What about handwritten documents — signed BOLs, field notes, inspector annotations?
Handwriting is where naive OCR falls over and where the engineering matters most. Our approach: a vision-capable LLM does the first pass and produces a structured extraction plus a confidence score per field. Anything below threshold (and signatures, always) lands in a human-in-the-loop queue with the source image side-by-side. The human approves, corrects, or flags. The model isn't allowed to silently get it wrong. For coatings inspectors writing field notes on a tablet, we usually replace handwriting with structured form capture upstream — easier than fixing it in extraction.
How does this integrate with our existing system of record?
Documents don't matter until they land in the system the business actually runs on. We build against the public APIs of Procore, NetSuite, QuickBooks (Online and Desktop), Sage 300 CRE, Salesforce, ServiceNow, custom dispatch boards, and EDI 204/210/214/990 where applicable. Extracted data lands as structured records — invoices, daily logs, observations, custom-tool records — not as PDFs stapled to an RFI. See /integrations/procore for one worked example.

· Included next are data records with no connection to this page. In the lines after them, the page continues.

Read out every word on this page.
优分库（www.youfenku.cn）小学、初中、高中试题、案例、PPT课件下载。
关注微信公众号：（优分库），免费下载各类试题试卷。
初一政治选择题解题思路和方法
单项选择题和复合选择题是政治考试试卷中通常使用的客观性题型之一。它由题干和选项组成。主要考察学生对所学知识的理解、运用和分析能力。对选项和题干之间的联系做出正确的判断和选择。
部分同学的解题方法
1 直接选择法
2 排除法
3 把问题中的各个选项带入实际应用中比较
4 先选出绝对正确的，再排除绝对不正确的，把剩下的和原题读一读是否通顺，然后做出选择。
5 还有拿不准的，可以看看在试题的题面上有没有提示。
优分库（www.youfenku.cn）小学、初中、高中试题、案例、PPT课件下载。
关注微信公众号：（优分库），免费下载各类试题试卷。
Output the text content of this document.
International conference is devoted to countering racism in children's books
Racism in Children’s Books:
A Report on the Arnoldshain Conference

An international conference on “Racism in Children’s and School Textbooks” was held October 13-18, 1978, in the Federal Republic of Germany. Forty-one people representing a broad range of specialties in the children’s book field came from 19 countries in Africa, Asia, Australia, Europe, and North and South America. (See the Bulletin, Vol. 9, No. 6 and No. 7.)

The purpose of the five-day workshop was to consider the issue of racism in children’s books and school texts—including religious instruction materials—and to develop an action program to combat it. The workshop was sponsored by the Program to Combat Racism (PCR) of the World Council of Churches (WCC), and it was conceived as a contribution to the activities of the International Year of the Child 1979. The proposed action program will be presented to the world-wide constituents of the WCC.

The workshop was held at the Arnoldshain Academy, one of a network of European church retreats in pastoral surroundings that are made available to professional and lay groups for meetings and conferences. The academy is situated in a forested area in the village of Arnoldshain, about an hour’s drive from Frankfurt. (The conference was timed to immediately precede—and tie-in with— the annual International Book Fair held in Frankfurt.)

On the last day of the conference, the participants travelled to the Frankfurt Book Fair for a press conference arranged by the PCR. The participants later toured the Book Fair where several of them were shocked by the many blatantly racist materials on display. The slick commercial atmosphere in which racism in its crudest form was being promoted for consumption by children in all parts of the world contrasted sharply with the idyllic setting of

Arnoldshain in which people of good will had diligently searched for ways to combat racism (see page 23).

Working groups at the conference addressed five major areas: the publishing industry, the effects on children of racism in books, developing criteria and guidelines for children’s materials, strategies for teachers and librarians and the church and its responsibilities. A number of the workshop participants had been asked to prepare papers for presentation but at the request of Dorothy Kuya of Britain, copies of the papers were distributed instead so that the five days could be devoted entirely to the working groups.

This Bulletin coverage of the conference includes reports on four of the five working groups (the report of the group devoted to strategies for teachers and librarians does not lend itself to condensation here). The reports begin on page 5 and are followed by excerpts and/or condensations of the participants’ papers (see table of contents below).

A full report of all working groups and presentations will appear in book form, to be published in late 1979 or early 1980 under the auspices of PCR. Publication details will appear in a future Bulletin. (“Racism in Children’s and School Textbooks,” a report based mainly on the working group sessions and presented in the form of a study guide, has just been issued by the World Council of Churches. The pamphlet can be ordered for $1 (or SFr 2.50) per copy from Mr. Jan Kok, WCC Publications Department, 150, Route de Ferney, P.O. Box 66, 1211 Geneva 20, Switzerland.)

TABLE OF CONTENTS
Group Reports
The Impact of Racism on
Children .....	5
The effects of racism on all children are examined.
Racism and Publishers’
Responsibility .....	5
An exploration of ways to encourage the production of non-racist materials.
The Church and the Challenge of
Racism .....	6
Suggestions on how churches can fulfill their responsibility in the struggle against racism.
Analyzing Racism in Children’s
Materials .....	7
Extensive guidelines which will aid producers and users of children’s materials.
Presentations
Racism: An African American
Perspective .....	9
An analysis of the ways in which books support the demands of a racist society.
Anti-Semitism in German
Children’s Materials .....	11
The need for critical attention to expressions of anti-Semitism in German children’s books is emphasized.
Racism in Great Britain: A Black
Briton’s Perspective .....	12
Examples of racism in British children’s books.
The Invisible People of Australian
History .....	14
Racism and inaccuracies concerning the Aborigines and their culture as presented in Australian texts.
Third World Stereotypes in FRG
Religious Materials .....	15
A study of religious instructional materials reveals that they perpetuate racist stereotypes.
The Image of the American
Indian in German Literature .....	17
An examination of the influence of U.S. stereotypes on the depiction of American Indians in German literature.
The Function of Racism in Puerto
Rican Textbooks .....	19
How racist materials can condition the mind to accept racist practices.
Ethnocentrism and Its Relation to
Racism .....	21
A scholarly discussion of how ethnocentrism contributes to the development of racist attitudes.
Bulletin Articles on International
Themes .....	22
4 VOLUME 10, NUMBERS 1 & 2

What does a document automation build typically cost?
The 14-Day Audit is a fixed fee in the low five figures. Build engagements are quoted against the audit's written plan; typical mid-market scope ranges $80K to $400K depending on document volume, model and infrastructure choices, integration count, and whether a mobile capture app is in scope. Retainers run monthly with capped hours. Every engagement starts with a written quote and a fixed deliverable — no time-and-materials creep.

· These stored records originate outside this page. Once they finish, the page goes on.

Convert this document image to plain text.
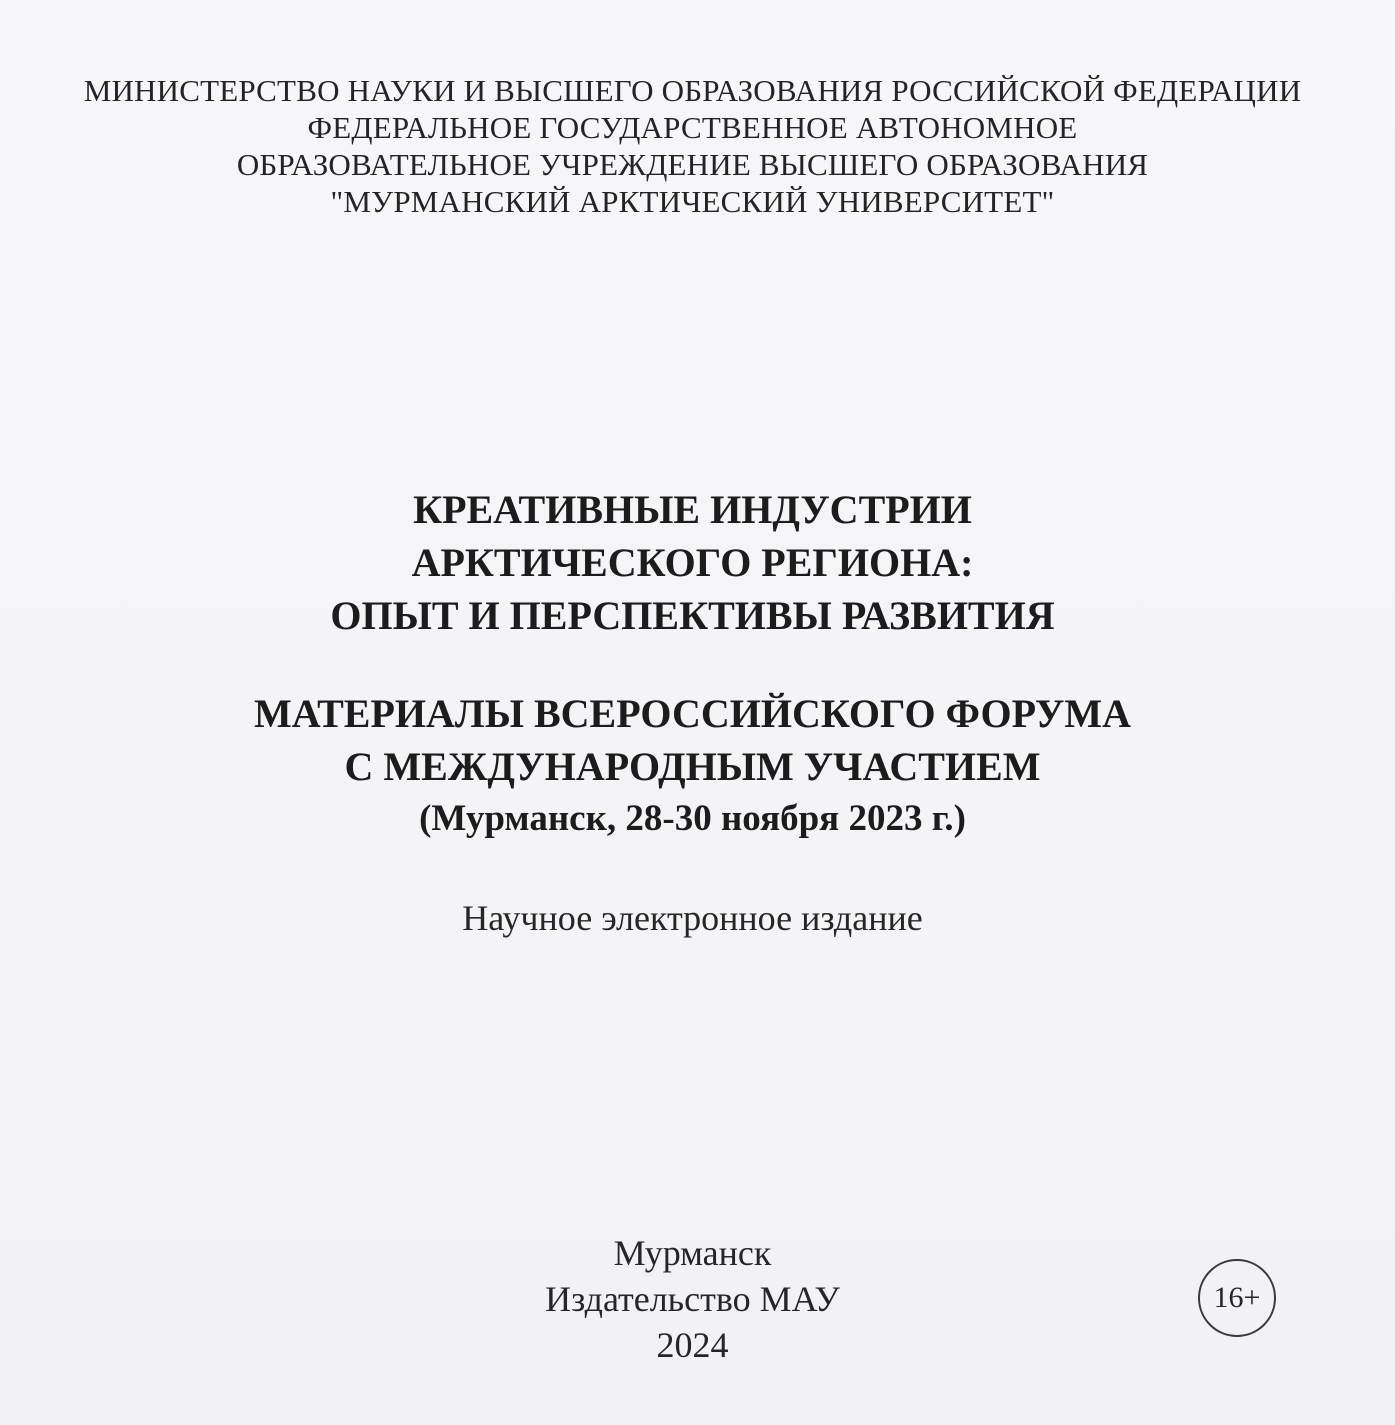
МИНИСТЕРСТВО НАУКИ И ВЫСШЕГО ОБРАЗОВАНИЯ РОССИЙСКОЙ ФЕДЕРАЦИИ
ФЕДЕРАЛЬНОЕ ГОСУДАРСТВЕННОЕ АВТОНОМНОЕ
ОБРАЗОВАТЕЛЬНОЕ УЧРЕЖДЕНИЕ ВЫСШЕГО ОБРАЗОВАНИЯ
"МУРМАНСКИЙ АРКТИЧЕСКИЙ УНИВЕРСИТЕТ"
КРЕАТИВНЫЕ ИНДУСТРИИ
АРКТИЧЕСКОГО РЕГИОНА:
ОПЫТ И ПЕРСПЕКТИВЫ РАЗВИТИЯ
МАТЕРИАЛЫ ВСЕРОССИЙСКОГО ФОРУМА
С МЕЖДУНАРОДНЫМ УЧАСТИЕМ
(Мурманск, 28-30 ноября 2023 г.)
Научное электронное издание
Мурманск
Издательство МАУ
2024
16+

Do you also build the field capture app, or only the extraction backend?
Both, depending on what your operation actually needs. The DocuPaint platform we built for industrial coatings is the canonical full-stack example: native tablet and mobile apps for inspectors to capture structured field data, the extraction and report-generation backend, and the integration layer that posts to the asset owner's system. React Native for the mobile side, Next.js or NestJS for the backend, Bedrock or Claude direct for the extraction. The audit covers which pieces you actually need vs. which ones you already have.